I read some other reviews of this book and I think some people are under the impression that this is meant to be more of a mystery story (probably because it name-drops Holmes) but this isn’t the case. There is a mystery to solve, but it’s definitely not the focus of the book. Think of it as more of a gaslight fantasy (akin to something like The Parasol Protectorate, which I need to read) with romance and a bit of mystery and you have A Study in Silks. It’s not a very substantial read, but I wouldn’t call it light and fluffy either. Still, I would say it definitely falls in the “fun” category, and is best enjoyed wrapped up in a blanket with a warm drink (and by a “warm drink” I mean tea, obviously, always tea).
One thing I liked about this book is that there are a lot of plotlines happening at once (not all of which are resolved by the end of this book) you have the big overarching plot of the murder that quickly balloons into a search for a mysterious artifact, but you also have Imogen searching for a husband and Evelina worrying about her future, you also have Lord Bancroft’s son, Tobias, who is anxious to stretch his creative muscles through tinkering, something that the steam barons have forbidden, and you even get a glimpse of the life of one of the steam barons, Jasper Keating, and his ambitions. These are just a few of the plotlines that run through the book and they aren’t even the most important ones. In some books, it can be difficult to keep track of plots and characters, but in this case I found that all the various plots weave together nicely even if most of them aren’t resolved at the end (obviously this is where sequels come in).
The characters themselves were interesting to a point. Evelina is smart but comes across as being way too dependent on her uncle, constantly saying things like “if only Uncle Sherlock were here”. Tobias is a bored aristocrat looking to stretch his creative muscles, Nick, Evelina’s Romani friend from the circus, is trying to reconnect with her and somehow ends up caught in the whole mess, and then there’s the mysterious Dr. Magnus, who seems to have his fingers in a lot of pies, Jasper Keating, who, as a steam baron, definitely has his fingers in a lot of pies (plus a daughter, Alice, who is definitely more cunning than she lets on) and then there’s Lord Bancroft himself, who is hiding his share of secrets, They’re not what I would call very complex, but I wouldn’t call them flat either.

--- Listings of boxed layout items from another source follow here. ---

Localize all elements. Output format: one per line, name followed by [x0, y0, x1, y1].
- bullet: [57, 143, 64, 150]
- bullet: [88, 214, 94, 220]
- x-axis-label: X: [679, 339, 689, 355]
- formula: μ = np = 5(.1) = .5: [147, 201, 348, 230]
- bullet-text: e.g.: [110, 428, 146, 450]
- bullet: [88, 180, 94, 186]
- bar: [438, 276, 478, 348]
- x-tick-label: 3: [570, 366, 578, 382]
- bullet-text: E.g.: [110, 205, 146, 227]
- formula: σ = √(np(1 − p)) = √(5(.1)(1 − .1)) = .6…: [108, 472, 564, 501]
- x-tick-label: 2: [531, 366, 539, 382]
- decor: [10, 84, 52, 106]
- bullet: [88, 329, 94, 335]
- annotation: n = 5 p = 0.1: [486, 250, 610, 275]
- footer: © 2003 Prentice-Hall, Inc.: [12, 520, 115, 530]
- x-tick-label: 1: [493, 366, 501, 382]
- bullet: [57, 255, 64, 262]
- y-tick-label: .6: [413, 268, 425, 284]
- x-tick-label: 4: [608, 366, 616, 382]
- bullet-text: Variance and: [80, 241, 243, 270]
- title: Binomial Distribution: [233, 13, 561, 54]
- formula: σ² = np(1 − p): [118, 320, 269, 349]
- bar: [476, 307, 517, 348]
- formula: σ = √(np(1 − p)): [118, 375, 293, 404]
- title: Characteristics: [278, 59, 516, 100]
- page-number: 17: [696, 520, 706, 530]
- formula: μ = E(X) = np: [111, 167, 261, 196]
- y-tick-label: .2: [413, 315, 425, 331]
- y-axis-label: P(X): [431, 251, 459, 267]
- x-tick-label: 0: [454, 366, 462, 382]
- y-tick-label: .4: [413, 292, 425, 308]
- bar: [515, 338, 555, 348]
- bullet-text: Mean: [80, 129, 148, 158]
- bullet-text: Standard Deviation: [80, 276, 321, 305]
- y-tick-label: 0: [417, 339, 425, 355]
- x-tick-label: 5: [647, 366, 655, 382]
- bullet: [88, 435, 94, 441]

I also like how Evelina’s relationships with both her grandmothers and the friendship she shares with Imogen are just as important to her (if not moreso) than the relationships she has with men. She is motivated to shield Lord Bancroft’s family from scandal for Imogen’s sake, and both her grandmothers played pivotal roles in her childhood and young adulthood (Grandmother Cooper taught her how to use magic, whereas Holmes taught her how to function in Society). Even though she spends a significant amount of time with one or the other of her love interests, Imogen’s friendship remains constant, and she even accompanies Evelina on her investigation at Imogen’s insistence.
In terms of the romance…yay….a love triangle, how original, although there are a couple twist that make this tired old trope at least somewhat interesting. I still hate love triangles though, and I wish they would go away.
Something that also surprised me about this book was that there are POC characters who a) are not servants/working class and b) a major part of the plot, of the major characters, Nick is Romani, Magnus is black, Jasper Keating’s “enforcer” Striker, is brown. Unfortunately this is where the book falls flat on its face, and not just for the (period appropriate) racist language. Dr. Magnus in particular is very much “othered” (not only for his skin but is use of sorcery) and seems to become progressively more antagonistic towards the end of the novel. Nick and the Coopers are “magical POCs” who pretty much embody every single Roma stereotype (although, as the narrative says, they have little choice in the matter). There’s also that old chestnut of the protagonist inheriting magical abilities from a parent of colour. There are also characters of colour who basically exist to be killed to further the plot (including the murder that started the whole mess, if the victim’s “almond” eyes are any indication, as well as a bunch of Chinese workers). Although Evelina at least expresses some desire to see their killers brought to justice, even though, due to the racism of the time, there appears to be little chance of that. On the one hand, it’s always nice to see more authors not completely erase POCs from these kinds of stories, on the other hand, it would be nice if more of them didn’t kick the bucket by the book’s end.
In sum, racefail notwithstanding, A Study in Silks was a pleasant surprise and if you like your gaslight fantasy with romance and a little mystery, it’s not a bad read.